His brain was not approaching a supercomputer.
It already was one.
And it was still growing.
SENSORY SYSTEMS
Additional panels unfolded.
Vision:
Spectrum: Expanded (Infrared / Ultraviolet latent)
Resolution: Adaptive (No fixed limit)
Hearing:
Frequency range: Far beyond human norms
Directional isolation: Absolute
Perception:
Micro-expression recognition: Active
Heartbeat differentiation: Active
Stress hormone detection (indirect): Active
He could already feel it.
The room was not a single space, but a collection of systems air movement, muscle tension, electrical hums inside walls. Reality had depth now.
POWER COMPARISON
One final overlay appeared.
REFERENCE ENTITY: Homelander
Silhouettes aligned again.
Bars stabilized.
CURRENT STATUS:
Physical Output: Comparable (suppressed by immaturity)
Durability: Comparable (passive)
Growth Potential: Superior
A note appeared beneath it.
LIMITATION:
Developmental restraint (age-related)
Intentional suppression (cognitive control)
He focused on the last line.
Intentional.
That was him.
Even now.
The interface did not congratulate him.
It did not assign purpose.
Simply displayed truth.
Ethan lay still in his crib, eyes open, breathing slow, while his mind raced freely for the first time since cancer.
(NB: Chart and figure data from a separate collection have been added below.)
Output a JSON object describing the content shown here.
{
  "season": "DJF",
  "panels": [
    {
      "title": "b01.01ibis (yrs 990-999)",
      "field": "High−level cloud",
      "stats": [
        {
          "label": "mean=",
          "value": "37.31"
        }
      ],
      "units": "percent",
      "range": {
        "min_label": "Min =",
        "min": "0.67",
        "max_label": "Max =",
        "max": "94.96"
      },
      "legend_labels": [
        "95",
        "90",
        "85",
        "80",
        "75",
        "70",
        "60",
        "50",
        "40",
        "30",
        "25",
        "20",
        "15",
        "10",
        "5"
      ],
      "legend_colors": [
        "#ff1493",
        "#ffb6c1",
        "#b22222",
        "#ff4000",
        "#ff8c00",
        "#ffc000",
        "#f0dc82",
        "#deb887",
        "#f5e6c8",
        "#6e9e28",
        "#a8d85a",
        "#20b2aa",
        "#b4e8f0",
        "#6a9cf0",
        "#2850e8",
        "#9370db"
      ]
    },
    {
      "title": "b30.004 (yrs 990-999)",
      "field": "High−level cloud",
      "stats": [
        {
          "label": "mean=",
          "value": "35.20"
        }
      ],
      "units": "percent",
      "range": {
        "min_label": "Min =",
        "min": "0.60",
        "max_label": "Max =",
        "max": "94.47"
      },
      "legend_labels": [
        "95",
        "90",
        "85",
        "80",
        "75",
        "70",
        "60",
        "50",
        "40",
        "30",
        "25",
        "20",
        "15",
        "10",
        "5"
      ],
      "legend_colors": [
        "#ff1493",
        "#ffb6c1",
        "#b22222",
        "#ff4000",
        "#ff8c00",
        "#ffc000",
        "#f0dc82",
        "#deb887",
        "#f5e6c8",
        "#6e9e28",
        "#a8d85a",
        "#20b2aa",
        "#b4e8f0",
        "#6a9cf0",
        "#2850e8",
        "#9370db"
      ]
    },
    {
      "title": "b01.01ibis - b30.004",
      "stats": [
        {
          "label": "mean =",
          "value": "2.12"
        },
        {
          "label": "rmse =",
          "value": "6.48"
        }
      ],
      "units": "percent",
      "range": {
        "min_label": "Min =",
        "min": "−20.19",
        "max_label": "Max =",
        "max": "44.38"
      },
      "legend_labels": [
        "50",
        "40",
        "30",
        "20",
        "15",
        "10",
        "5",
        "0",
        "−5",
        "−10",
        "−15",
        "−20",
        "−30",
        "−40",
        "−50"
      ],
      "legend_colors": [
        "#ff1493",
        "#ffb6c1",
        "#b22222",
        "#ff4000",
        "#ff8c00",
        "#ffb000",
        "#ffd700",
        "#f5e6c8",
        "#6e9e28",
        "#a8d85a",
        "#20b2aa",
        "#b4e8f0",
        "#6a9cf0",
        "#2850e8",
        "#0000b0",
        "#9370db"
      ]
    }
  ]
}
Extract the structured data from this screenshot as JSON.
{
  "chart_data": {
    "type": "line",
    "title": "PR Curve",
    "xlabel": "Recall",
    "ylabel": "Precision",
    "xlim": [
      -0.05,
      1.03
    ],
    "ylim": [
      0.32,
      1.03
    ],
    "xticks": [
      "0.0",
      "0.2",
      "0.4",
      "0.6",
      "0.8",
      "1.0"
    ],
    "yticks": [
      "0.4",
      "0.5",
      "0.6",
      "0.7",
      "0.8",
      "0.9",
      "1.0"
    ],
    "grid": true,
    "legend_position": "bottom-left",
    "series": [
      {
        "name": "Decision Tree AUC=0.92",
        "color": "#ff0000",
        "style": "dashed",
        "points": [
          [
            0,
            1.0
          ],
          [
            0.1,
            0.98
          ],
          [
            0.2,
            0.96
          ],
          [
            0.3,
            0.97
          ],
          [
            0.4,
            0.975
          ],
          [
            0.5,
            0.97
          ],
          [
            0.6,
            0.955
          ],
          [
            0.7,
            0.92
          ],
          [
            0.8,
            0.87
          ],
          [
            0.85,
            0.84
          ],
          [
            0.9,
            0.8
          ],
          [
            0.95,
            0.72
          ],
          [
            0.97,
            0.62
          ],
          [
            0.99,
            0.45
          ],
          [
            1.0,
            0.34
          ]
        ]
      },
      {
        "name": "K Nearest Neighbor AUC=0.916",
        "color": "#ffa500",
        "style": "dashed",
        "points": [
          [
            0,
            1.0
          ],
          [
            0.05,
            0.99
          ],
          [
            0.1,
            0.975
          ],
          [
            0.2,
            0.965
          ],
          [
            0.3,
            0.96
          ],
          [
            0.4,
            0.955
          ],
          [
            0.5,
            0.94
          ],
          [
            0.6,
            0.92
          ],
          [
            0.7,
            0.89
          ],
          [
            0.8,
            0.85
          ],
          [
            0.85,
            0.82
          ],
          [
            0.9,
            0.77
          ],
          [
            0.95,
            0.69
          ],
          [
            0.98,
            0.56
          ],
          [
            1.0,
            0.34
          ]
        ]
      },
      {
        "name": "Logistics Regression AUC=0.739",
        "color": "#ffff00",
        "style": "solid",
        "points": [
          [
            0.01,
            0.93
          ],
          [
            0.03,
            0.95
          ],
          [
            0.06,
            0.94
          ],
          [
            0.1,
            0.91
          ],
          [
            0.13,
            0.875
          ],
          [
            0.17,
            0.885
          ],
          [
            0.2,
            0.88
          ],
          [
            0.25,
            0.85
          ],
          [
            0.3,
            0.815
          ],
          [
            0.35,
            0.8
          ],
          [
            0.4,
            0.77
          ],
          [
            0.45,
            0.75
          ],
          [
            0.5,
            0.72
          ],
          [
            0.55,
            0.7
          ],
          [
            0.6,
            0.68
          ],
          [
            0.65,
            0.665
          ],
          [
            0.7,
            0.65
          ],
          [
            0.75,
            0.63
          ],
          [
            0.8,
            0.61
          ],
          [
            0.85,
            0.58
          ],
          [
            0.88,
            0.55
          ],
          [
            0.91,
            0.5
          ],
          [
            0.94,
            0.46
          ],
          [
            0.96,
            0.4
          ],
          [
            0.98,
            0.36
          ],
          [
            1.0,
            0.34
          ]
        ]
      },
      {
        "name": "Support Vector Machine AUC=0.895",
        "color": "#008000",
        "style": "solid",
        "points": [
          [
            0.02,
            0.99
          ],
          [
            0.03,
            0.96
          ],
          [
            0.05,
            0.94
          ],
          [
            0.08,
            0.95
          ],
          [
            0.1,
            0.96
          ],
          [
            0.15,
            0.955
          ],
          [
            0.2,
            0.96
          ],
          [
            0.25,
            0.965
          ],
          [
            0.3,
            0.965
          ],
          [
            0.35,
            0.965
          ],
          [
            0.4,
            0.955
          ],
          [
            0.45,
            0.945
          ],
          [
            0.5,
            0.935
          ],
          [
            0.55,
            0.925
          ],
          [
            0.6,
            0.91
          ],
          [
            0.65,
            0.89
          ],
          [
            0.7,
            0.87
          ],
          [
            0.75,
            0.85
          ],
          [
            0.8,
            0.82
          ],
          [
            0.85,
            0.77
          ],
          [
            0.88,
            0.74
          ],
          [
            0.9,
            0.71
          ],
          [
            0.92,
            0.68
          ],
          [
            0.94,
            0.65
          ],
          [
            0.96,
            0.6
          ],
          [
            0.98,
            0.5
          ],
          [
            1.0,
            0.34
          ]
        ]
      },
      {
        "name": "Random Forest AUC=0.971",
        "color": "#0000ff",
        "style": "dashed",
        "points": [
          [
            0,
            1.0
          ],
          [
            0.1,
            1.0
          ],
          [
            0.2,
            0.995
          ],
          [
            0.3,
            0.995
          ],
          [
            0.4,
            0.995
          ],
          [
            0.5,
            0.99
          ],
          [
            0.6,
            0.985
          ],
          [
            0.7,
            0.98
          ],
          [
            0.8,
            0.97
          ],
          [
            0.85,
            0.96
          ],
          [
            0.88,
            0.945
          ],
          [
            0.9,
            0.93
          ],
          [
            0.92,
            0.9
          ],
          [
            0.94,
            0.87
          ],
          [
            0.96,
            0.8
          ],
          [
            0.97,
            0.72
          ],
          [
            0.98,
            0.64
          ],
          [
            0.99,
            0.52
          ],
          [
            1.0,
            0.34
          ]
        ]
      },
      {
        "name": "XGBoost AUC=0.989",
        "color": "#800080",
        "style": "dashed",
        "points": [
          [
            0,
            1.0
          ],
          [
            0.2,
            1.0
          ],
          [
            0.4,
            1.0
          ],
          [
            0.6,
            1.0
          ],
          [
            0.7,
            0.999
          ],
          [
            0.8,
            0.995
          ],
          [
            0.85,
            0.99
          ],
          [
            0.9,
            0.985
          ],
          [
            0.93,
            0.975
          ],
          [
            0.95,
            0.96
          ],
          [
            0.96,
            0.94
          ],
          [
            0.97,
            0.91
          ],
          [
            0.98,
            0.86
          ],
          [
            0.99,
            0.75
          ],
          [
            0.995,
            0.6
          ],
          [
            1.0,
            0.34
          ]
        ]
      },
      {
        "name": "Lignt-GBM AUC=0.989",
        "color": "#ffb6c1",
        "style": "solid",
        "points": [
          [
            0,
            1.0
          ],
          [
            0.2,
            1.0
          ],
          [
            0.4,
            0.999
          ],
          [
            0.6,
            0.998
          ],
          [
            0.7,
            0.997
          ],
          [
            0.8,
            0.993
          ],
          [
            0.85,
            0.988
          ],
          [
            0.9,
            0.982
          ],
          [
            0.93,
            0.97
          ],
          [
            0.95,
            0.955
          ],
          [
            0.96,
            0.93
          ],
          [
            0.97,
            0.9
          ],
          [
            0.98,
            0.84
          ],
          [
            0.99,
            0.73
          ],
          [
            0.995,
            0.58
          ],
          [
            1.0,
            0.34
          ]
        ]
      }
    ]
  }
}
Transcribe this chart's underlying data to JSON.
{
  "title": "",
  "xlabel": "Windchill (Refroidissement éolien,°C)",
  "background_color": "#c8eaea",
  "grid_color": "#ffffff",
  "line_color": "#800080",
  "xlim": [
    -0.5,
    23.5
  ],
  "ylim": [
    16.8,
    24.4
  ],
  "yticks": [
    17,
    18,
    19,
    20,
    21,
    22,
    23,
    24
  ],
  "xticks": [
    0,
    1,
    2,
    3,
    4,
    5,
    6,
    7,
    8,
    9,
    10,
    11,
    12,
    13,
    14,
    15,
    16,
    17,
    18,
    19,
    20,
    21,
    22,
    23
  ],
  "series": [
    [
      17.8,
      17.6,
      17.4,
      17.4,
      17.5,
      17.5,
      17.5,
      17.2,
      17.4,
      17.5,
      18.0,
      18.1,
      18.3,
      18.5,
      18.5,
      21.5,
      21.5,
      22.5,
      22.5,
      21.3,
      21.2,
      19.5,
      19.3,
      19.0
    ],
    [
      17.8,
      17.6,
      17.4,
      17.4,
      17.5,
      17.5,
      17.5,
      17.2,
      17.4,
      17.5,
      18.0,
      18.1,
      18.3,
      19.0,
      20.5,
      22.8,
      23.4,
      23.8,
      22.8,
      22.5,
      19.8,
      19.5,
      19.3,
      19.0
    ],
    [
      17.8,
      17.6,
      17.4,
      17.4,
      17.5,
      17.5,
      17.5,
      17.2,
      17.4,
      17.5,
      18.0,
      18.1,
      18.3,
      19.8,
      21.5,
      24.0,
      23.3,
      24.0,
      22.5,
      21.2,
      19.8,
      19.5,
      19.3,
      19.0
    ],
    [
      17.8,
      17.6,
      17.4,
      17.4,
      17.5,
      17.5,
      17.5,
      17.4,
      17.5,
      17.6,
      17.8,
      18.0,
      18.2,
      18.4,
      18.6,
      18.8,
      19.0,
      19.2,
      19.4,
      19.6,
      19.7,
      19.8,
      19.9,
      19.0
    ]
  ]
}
No decay. Xorgetting , Ceiling.
Every book he would ever see was already his.
Every equation, every face, pattern stored, indexed, waiting.
He had spent his previous life trying to outthink death.
Now, armed with an infinite memory and a body designed for endless evolution, he felt something dangerously close to joy.
Not the loud kind.
The quiet, precise kind that comes from finally knowing
This time, the experiment would not end early.